This code was first created in the early 2000s during my time at Rackspace and was used as the production AAA system for our infrastructure. I am republishing now due to various requests I've received over the years to bring it back.
Note that I no longer run a production system and have no real means of testing this code. The code is old, and probably a bit messy, but it was working when I last used it. I assume that it still does.
For most folks, the Client and Server classes will be the only ones of interest. These will allow you to create a functional server and test it using the client. All of the other classes exist to support the Client and Server classes.
See the examples under the scripts/test_scripts directory.
AAA consists of 3 parts; authentication, authorization, and accounting.
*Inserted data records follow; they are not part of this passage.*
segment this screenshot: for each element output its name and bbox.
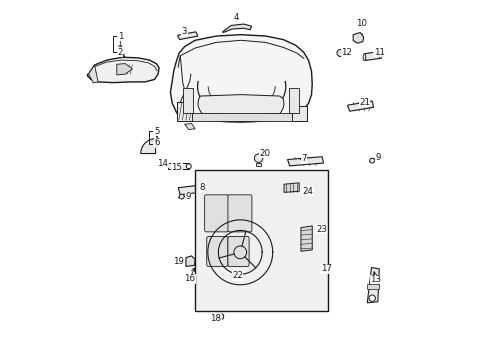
Polygon shape	[170, 35, 312, 122]
Polygon shape	[352, 32, 363, 43]
Text: 15: 15	[171, 163, 182, 172]
Polygon shape	[178, 185, 199, 195]
Ellipse shape	[379, 51, 381, 59]
Polygon shape	[183, 88, 193, 113]
FancyBboxPatch shape	[206, 237, 227, 266]
Text: 19: 19	[172, 257, 183, 266]
Text: 18: 18	[210, 314, 221, 323]
Text: 20: 20	[259, 149, 270, 158]
Polygon shape	[184, 123, 195, 130]
Text: 23: 23	[315, 225, 326, 234]
Polygon shape	[284, 183, 299, 192]
Polygon shape	[185, 256, 195, 266]
Text: 3: 3	[182, 27, 187, 36]
Text: 17: 17	[320, 264, 331, 273]
Text: 11: 11	[373, 48, 384, 57]
Text: 21: 21	[358, 98, 369, 107]
Polygon shape	[287, 157, 323, 166]
Text: 2: 2	[117, 48, 123, 57]
Circle shape	[368, 295, 375, 301]
Text: 12: 12	[341, 48, 351, 57]
Text: 1: 1	[117, 32, 123, 41]
Polygon shape	[291, 106, 306, 121]
Polygon shape	[87, 57, 159, 83]
Polygon shape	[347, 101, 373, 111]
Polygon shape	[300, 226, 312, 251]
Circle shape	[254, 154, 263, 162]
Polygon shape	[177, 32, 198, 40]
Text: 8: 8	[199, 183, 204, 192]
FancyBboxPatch shape	[227, 195, 251, 232]
Text: 5: 5	[154, 127, 160, 136]
Text: 4: 4	[234, 13, 239, 22]
Polygon shape	[88, 65, 98, 83]
Text: 10: 10	[355, 18, 366, 27]
Ellipse shape	[362, 54, 365, 61]
Text: 16: 16	[184, 274, 195, 283]
Polygon shape	[252, 276, 322, 285]
Polygon shape	[222, 24, 251, 32]
Polygon shape	[141, 139, 155, 154]
Text: 14: 14	[157, 158, 168, 167]
Text: 22: 22	[231, 271, 243, 280]
Bar	[195, 170, 328, 311]
Text: 9: 9	[374, 153, 380, 162]
Polygon shape	[176, 102, 191, 121]
Circle shape	[336, 49, 343, 57]
Text: 9: 9	[185, 192, 190, 201]
Text: 6: 6	[154, 139, 160, 148]
Bar	[366, 284, 379, 289]
Circle shape	[186, 164, 191, 169]
Polygon shape	[256, 163, 260, 166]
Polygon shape	[288, 88, 299, 113]
Polygon shape	[364, 51, 380, 60]
Bar	[167, 163, 188, 170]
Text: 7: 7	[301, 154, 306, 163]
Circle shape	[369, 158, 374, 163]
Polygon shape	[366, 267, 379, 303]
FancyBboxPatch shape	[204, 195, 228, 232]
Polygon shape	[191, 113, 291, 121]
Polygon shape	[198, 95, 284, 116]
FancyBboxPatch shape	[227, 237, 248, 266]
Text: 13: 13	[369, 275, 381, 284]
Text: 24: 24	[302, 187, 313, 196]
Circle shape	[179, 194, 184, 199]
Circle shape	[217, 313, 223, 320]
Polygon shape	[117, 64, 132, 75]
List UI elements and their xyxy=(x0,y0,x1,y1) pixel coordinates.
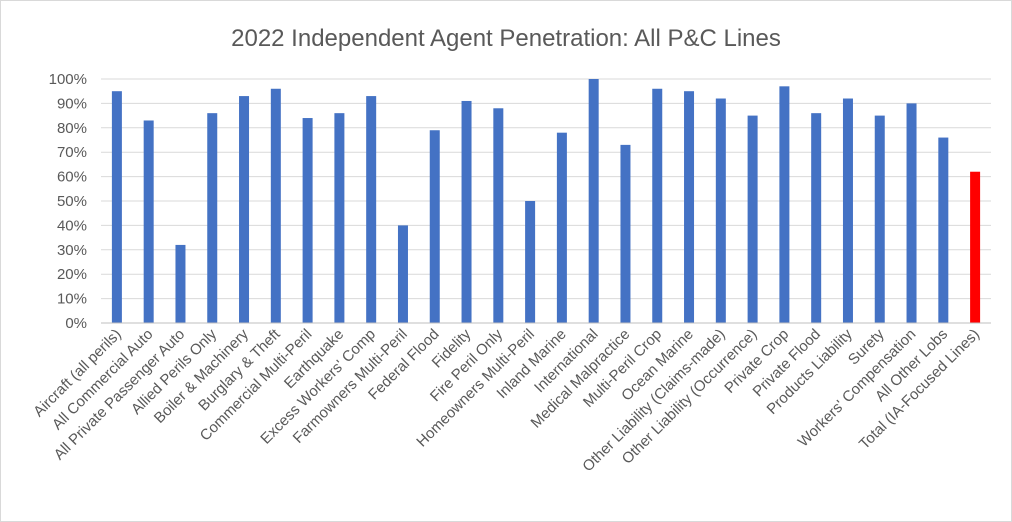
chart-title: 2022 Independent Agent Penetration: All … xyxy=(231,25,781,52)
bar-international xyxy=(588,79,599,323)
y-tick-label: 40% xyxy=(57,217,87,234)
bar-products-liability xyxy=(842,98,853,324)
bar-private-crop xyxy=(779,86,790,323)
gridlines xyxy=(101,78,991,300)
bar-all-commercial-auto xyxy=(143,120,154,323)
y-tick-label: 20% xyxy=(57,266,87,283)
bar-total-ia-focused-lines xyxy=(970,171,981,323)
bar-boiler-machinery xyxy=(239,96,250,323)
bar-workers-compensation xyxy=(906,103,917,324)
bar-earthquake xyxy=(334,113,345,323)
bar-multi-peril-crop xyxy=(652,88,663,323)
y-tick-label: 80% xyxy=(57,120,87,137)
bar-all-private-passenger-auto xyxy=(175,244,186,323)
bar-commercial-multi-peril xyxy=(302,118,313,323)
y-tick-label: 50% xyxy=(57,193,87,210)
bar-inland-marine xyxy=(556,132,567,323)
bar-ocean-marine xyxy=(684,91,695,323)
bar-surety xyxy=(874,115,885,323)
y-tick-label: 100% xyxy=(49,71,87,88)
bar-all-other-lobs xyxy=(938,137,949,323)
y-tick-label: 30% xyxy=(57,242,87,259)
y-tick-label: 60% xyxy=(57,169,87,186)
x-axis-category-labels: Aircraft (all perils)All Commercial Auto… xyxy=(30,325,983,475)
bar-homeowners-multi-peril xyxy=(525,201,536,323)
bar-fire-peril-only xyxy=(493,108,504,323)
y-tick-label: 70% xyxy=(57,144,87,161)
x-category-label: All Private Passenger Auto xyxy=(51,326,189,464)
bar-fidelity xyxy=(461,100,472,324)
bar-farmowners-multi-peril xyxy=(397,225,408,323)
y-tick-label: 0% xyxy=(65,315,87,332)
bar-other-liability-claims-made xyxy=(715,98,726,324)
bar-allied-perils-only xyxy=(207,113,218,323)
bar-excess-workers-comp xyxy=(366,96,377,323)
bar-aircraft-all-perils xyxy=(111,91,122,323)
bar-other-liability-occurrence xyxy=(747,115,758,323)
bar-private-flood xyxy=(811,113,822,323)
y-tick-label: 90% xyxy=(57,95,87,112)
bar-burglary-theft xyxy=(270,88,281,323)
bar-medical-malpractice xyxy=(620,144,631,323)
bar-federal-flood xyxy=(429,130,440,323)
y-tick-label: 10% xyxy=(57,291,87,308)
y-axis-tick-labels: 0% 10% 20% 30% 40% 50% 60% 70% 80% 90% 100% xyxy=(49,71,87,332)
bars xyxy=(111,79,981,324)
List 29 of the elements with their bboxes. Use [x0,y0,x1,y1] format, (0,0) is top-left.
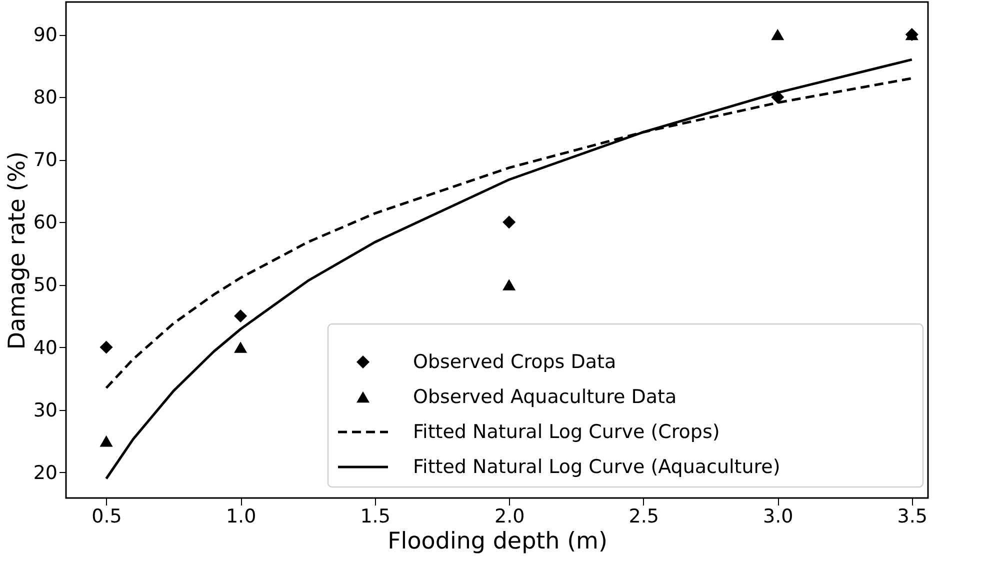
y-tick-label: 50 [33,274,58,296]
x-tick-label: 3.0 [763,506,794,528]
x-tick-label: 1.0 [226,506,256,528]
legend-label: Fitted Natural Log Curve (Aquaculture) [413,456,780,478]
line-series [105,58,914,480]
point [502,216,516,229]
legend-label: Observed Crops Data [413,351,616,373]
x-tick-label: 2.0 [494,506,525,528]
point [771,28,784,40]
x-axis-title: Flooding depth (m) [388,528,608,554]
x-tick-label: 3.5 [897,506,928,528]
point [100,340,113,354]
y-axis-title: Damage rate (%) [4,151,30,350]
y-tick-label: 70 [33,149,58,172]
x-tick-label: 0.5 [92,506,122,528]
y-tick-label: 60 [33,212,58,234]
legend-label: Observed Aquaculture Data [413,386,677,408]
y-tick-label: 30 [33,399,58,422]
point [234,309,248,323]
x-tick-label: 2.5 [628,506,659,528]
point [502,279,516,290]
y-tick-label: 90 [33,24,58,46]
y-tick-label: 80 [33,86,58,109]
point [234,342,248,353]
legend-label: Fitted Natural Log Curve (Crops) [413,421,720,443]
y-tick-label: 40 [33,336,58,359]
x-tick-label: 1.5 [360,506,390,528]
point [100,435,113,447]
y-tick-label: 20 [33,462,58,484]
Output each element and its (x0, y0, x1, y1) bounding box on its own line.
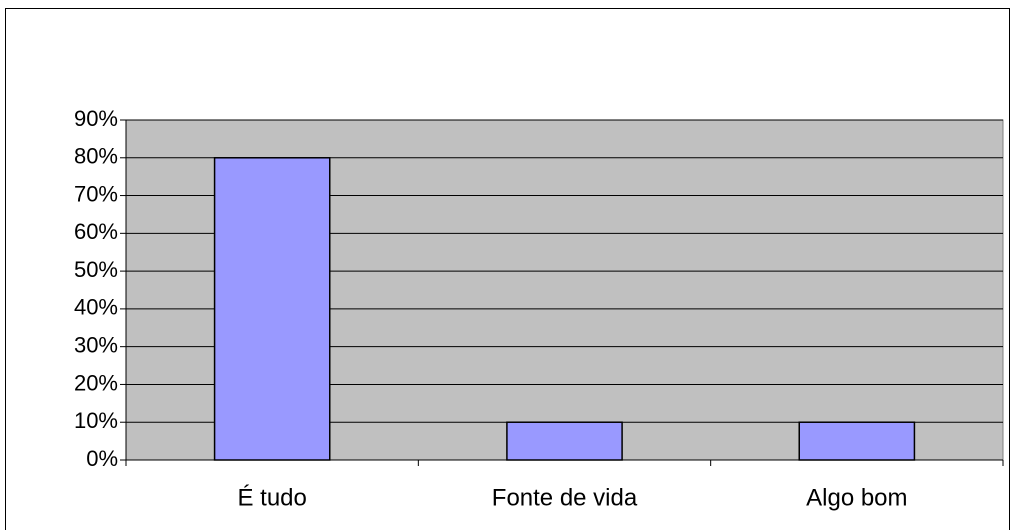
y-tick-label: 60% (74, 219, 118, 244)
y-tick-label: 70% (74, 181, 118, 206)
x-tick-label: Algo bom (806, 484, 907, 511)
y-tick-label: 0% (86, 446, 118, 471)
y-tick-label: 40% (74, 295, 118, 320)
bar (213, 157, 331, 461)
y-tick-label: 10% (74, 408, 118, 433)
bar (506, 421, 623, 461)
y-tick-label: 50% (74, 257, 118, 282)
y-tick-label: 90% (74, 106, 118, 131)
y-tick-label: 30% (74, 332, 118, 357)
y-tick-label: 20% (74, 370, 118, 395)
y-tick-label: 80% (74, 144, 118, 169)
x-tick-label: Fonte de vida (492, 484, 638, 511)
bar (798, 421, 916, 461)
x-tick-label: É tudo (237, 484, 306, 511)
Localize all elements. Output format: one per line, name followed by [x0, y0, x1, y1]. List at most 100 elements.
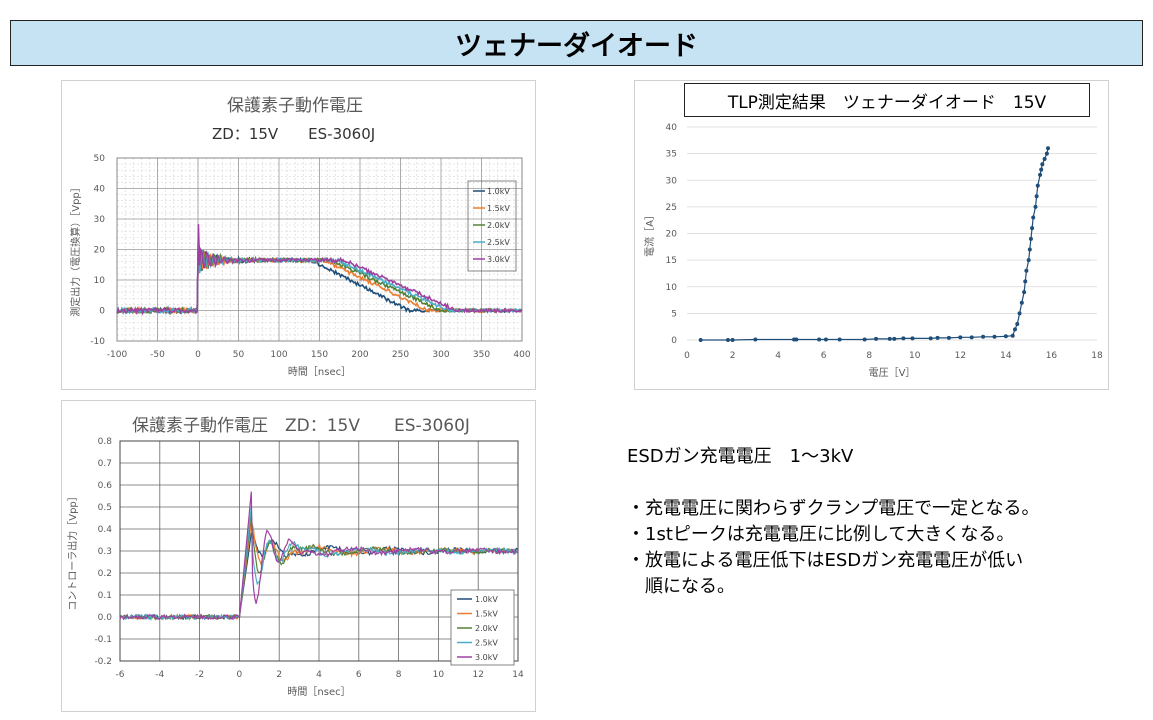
- data-point: [1026, 258, 1031, 263]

Within each of these functions there are various packet types that facilitate communication between a client and server. Classes have been defined to allow the creation of complete TACACS+ packets. Every packet will contain a header which is represented by the class TacacsPlus::TacacsHeader.
The body of each packet will be defined by one of the following classes:
- TacacsPlus::AuthenticationStart
- TacacsPlus::AuthenticationReply
- TacacsPlus::AuthenticationContinue
- TacacsPlus::AuthorizationRequest
- TacacsPlus::AuthorizationResponse
- TacacsPlus::AccountingRequest
- TacacsPlus::AccountingReply
Since many of the fields within the various packet types are interchangable with each other, I created a module for each packet field which is then mixed into the appropriate packets. Pay attention to the included modules for each packet class if you want to know which methods are available for use.